Je croyais avoir tout vu dans ma caserne de Berlin mais je crois que ce que j'ai dû endurer n'est absolument rien par rapport au sort des malheureux enfermés ici.

Ainsi, il est un châtiment qui plait beaucoup à Ludwig : celui où le prisonnier est obligé dans un premier temps de marcher, de ramper ou de courir dans la boue puis de sautiller en ayant placé les mains sur la nuque. Bien entendu il est en même temps roué de coups.

Je suis totalement choqué de la désinvolture dont fait preuve l'homme qui me fait face et je ne comprends pas comment il est possible d'être aussi inhumain.

Malheureusement, cela ne s'arrête pas là : il y a aussi le traitement 25 :  25 coups administrés aux prisonniers attachés sur un chevalet de bastonnade appelé le Bock. La punition peut être infligée soit par un SS, soit par un autre détenu.

En rigolant, Ludwig me dit que bien souvent, après avoir reçu le traitement 25, le supplicié ne peut plus se coucher sur le dos pendant au moins quelques jours. Puis, alors que je pense avoir tout entendu, il me parle du pieu sur lequel est pendu un prisonnier pour recevoir des coups et du puit dans lequel on place un détenu plusieurs jours sans nourriture.

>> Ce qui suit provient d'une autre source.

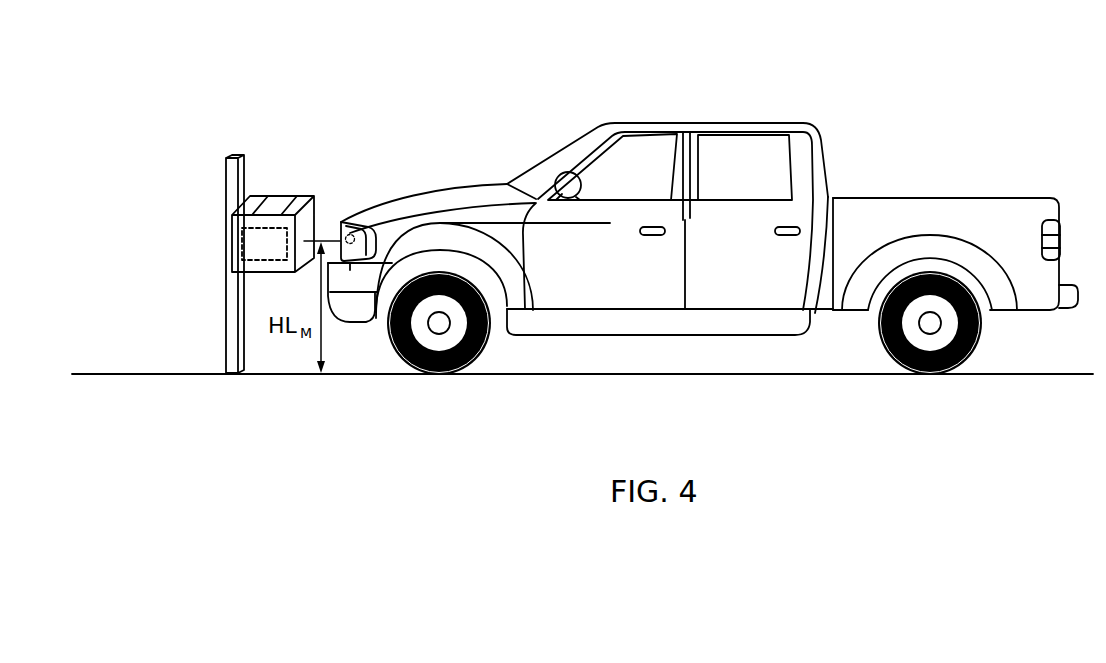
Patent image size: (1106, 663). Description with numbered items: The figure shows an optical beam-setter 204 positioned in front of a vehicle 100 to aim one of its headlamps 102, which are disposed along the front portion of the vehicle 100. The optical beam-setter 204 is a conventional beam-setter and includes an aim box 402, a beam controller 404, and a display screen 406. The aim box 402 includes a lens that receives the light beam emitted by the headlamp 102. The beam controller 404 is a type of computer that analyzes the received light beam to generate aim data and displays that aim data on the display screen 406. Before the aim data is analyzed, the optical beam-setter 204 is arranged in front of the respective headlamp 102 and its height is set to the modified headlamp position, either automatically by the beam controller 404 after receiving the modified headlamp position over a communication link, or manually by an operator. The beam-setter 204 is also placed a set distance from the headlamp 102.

The vehicle 100 is at (703, 203).
The headlamp 102 is at (358, 228).
The optical beam-setter 204 is at (220, 173).
The aim box 402 is at (305, 195).
The beam controller 404 is at (236, 249).
The display screen 406 is at (280, 195).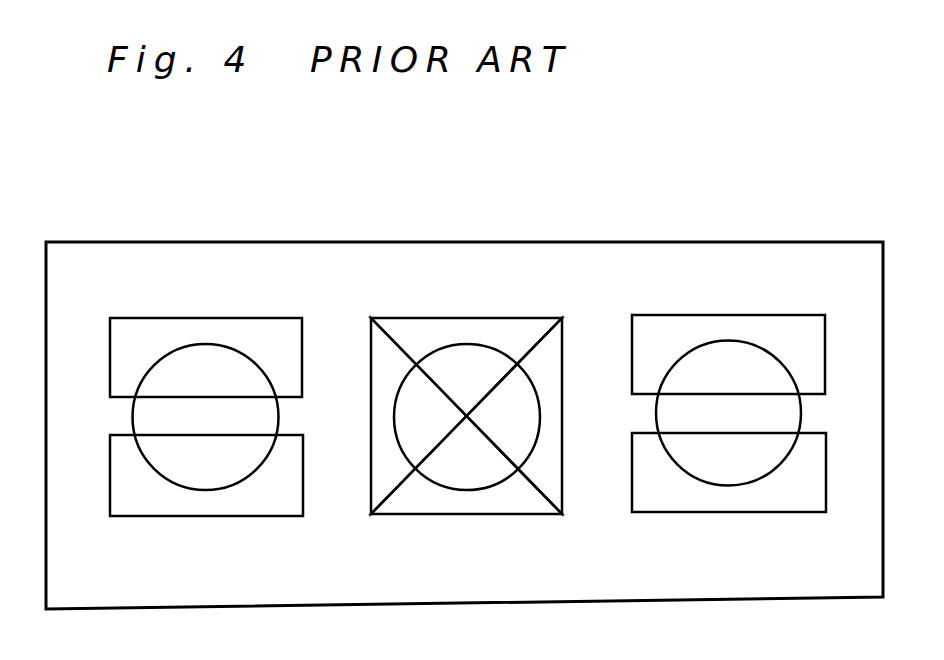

Je manque de m'étrangler lorsqu'il évoque ensuite les exécutions qui n'avaient pas lieu tous les jours mais presque.

Si on exclut la mort par épuisement au travail ou pour malnutrition, il n'y a que deux manières ici de mourir : la pendaison et les fusillades.

Les pendaisons, cela ne m'étonne même pas, sont publiques et ont lieu à l'appel du soir. Les prisonniers doivent d'abord passer devant la potence la tête nue et bien entendu, au pas.

Le comble de l'indécence pour moi, un divertissement pour Ludwig, est la présence d'un orchestre le samedi, qui accompagne les exécutions.

J'imagine difficilement ce que devaient ressentir les pauvres malheureux à devoir passer ainsi devant les horribles poteaux, devant la corde qui oscillait au gré du vent, la corde qui peut-être allait leur ôter la vie...

Des officiers se tiennent également à proximité immédiate de ceux qui échappent à la condamnation pour leur rappeler qu'ils ont l'obligation de regarder leur camarade droit dans les yeux tandis que la vie quitte lentement son corps.

Les personnes qui ont imaginé cela ne doivent certainement pas être saines d'esprit, je ne comprends pas comment on peut être aussi odieux et barbare. Il est hors de question que je reste dans un endroit comme celui-ci : dès ce soir, il faut absolument que je réfléchisse au moyen de m'enfuir car je ne veux aggraver mon cas. J'ai tué un pauvre homme sans défense, je ne veux pas que cela se reproduise.

Ludwig termine son exposé macabre en me parlant de l'infirmerie : tout ce qu'il pouvait me dire c'est qu'elle était apparemment le théâtre de diverses expériences médicales mais il n'en avait pas eu la confirmation. Si expériences il y avait réellement, elles devaient rester secrètes.

Je n'ai rien mangé depuis ce matin mais je suis pris d'une affreuse envie de vomir tant ce que je viens d'entendre m'a littéralement retourné l'estomac.

Je m'appuie un instant contre la rambarde pour tenter de me calmer et d'oublier les tremblements de mes mains.

Ludwig, qui, décidément, a fort envie de parler ou de m'achever je ne sais pas, m'explique le système qui a été mis au point afin de pouvoir identifier immédiatement le motif de la présence au camp de chaque détenu : deux triangles de couleur que chacun d'entre eux doit coudre sur ses vêtements : l'un sur la veste au niveau de la poitrine et l'autre sur le haut d'une jambe du pantalon. Au-dessus du triangle, une bande de tissue est également cousue avec le numéro de matricule de chaque détenu : il n'y avait plus de nom, de prénom, d'origine, de nationalité, tous les prisonniers étaient réduits au rang de simples numéros.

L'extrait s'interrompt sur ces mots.